Originally Posted by m4fox90
Many European countries have raised similar concerns as well, which a cursory search would show you.
Oh, you mean the same people that said SuperMicro had "rice grain sized" backdoor chips, planted by the Chinese, on their enterprise motherboards, when there was zero evidence to support that claim? That group of people you are holding up as some bastion of good faith?
Let's be real here folks....
If you want to sell any device in the USA/North America that has any potential to generate an RF signal, you have to register that with the FCC. Not just register it, but you have to prove to them it complies with a host of regulations. Part of this process is a detailed breakdown of the specifications, submitting review samples for validation, etc. It is actually incredibly difficult to sneak a backdoor in at the level they are trying to claim, which is the State level!
More reasons this is bogus?
- The U.S. State Dept. uses custom phones that go through their internal labs to insure they aren't compromised if the person with the device is privy to sensitive enough information.

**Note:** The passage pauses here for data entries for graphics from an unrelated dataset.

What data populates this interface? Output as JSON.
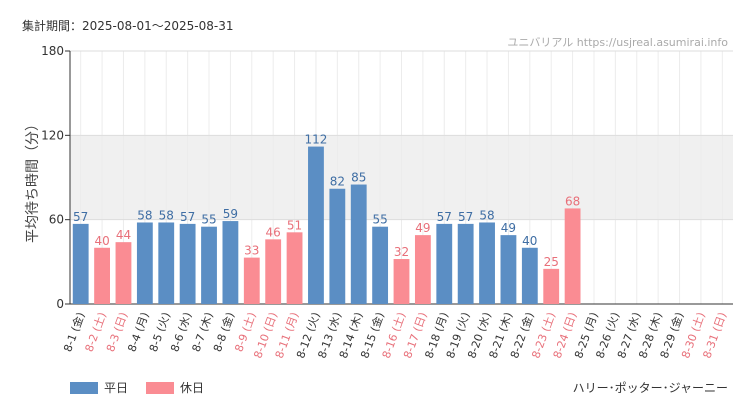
{
  "header": {
    "period_label": "集計期間：2025-08-01〜2025-08-31",
    "site": "ユニバリアル https://usjreal.asumirai.info"
  },
  "legend": {
    "weekday_label": "平日",
    "holiday_label": "休日"
  },
  "attraction": "ハリー･ポッター･ジャーニー",
  "chart_data": {
    "type": "bar",
    "ylabel": "平均待ち時間（分）",
    "ylim": [
      0,
      180
    ],
    "yticks": [
      0,
      60,
      120,
      180
    ],
    "categories": [
      "8-1 (金)",
      "8-2 (土)",
      "8-3 (日)",
      "8-4 (月)",
      "8-5 (火)",
      "8-6 (水)",
      "8-7 (木)",
      "8-8 (金)",
      "8-9 (土)",
      "8-10 (日)",
      "8-11 (月)",
      "8-12 (火)",
      "8-13 (水)",
      "8-14 (木)",
      "8-15 (金)",
      "8-16 (土)",
      "8-17 (日)",
      "8-18 (月)",
      "8-19 (火)",
      "8-20 (水)",
      "8-21 (木)",
      "8-22 (金)",
      "8-23 (土)",
      "8-24 (日)",
      "8-25 (月)",
      "8-26 (火)",
      "8-27 (水)",
      "8-28 (木)",
      "8-29 (金)",
      "8-30 (土)",
      "8-31 (日)"
    ],
    "values": [
      57,
      40,
      44,
      58,
      58,
      57,
      55,
      59,
      33,
      46,
      51,
      112,
      82,
      85,
      55,
      32,
      49,
      57,
      57,
      58,
      49,
      40,
      25,
      68,
      null,
      null,
      null,
      null,
      null,
      null,
      null
    ],
    "holiday": [
      false,
      true,
      true,
      false,
      false,
      false,
      false,
      false,
      true,
      true,
      true,
      false,
      false,
      false,
      false,
      true,
      true,
      false,
      false,
      false,
      false,
      false,
      true,
      true,
      false,
      false,
      false,
      false,
      false,
      true,
      true
    ],
    "colors": {
      "weekday": "#5b8ec4",
      "holiday": "#fa8c93",
      "weekday_text": "#3f6ea4",
      "holiday_text": "#e8707a",
      "band": "#f0f0f0",
      "grid": "#dddddd"
    }
  }
}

Meaning a hardware backdoor from Huawei would be; a) caught b) useless c) waste of time.
- If adversarial State actors wanted to spy on any person of the general public, there are a Hell of a lot cheaper, easier, and faster ways to accomplish that goal. Ones that do not require entire hardware supply chains to be created! They would just use software.
- When has our Government ever given a rat's ass about the individual citizens privacy? Yet, here they are screaming "We are trying to protect YOUR privacy!"
Just as in the case with SuperMicro, there has been ZERO credible evidence to suggest that Huawei poses any threat to the general public, at all.
A bit more soap-boxing on this subject.....
To this day the most effective ways of compromising a system is simply via Social Engineering and Phishing. That is the first thing you do, every time, because it works so often. Only when those fail do more exotic methods come out, especially something as exotic as hardware backdoors on devices that are being shotgunned into the wild, with no specific target. That is an incredibly expensive, messy, and inefficient way of collecting intelligence. It just isn't going to happen, especially not with all the mess strewn about by IoT devices. You want to talk about security concerns? Look at the "IoT" ecosystem and the damages it is causing to InfoSec.
Frankly, IoT is so bad these days it may have even bumped SE and Phishing from the top of the attack vectors.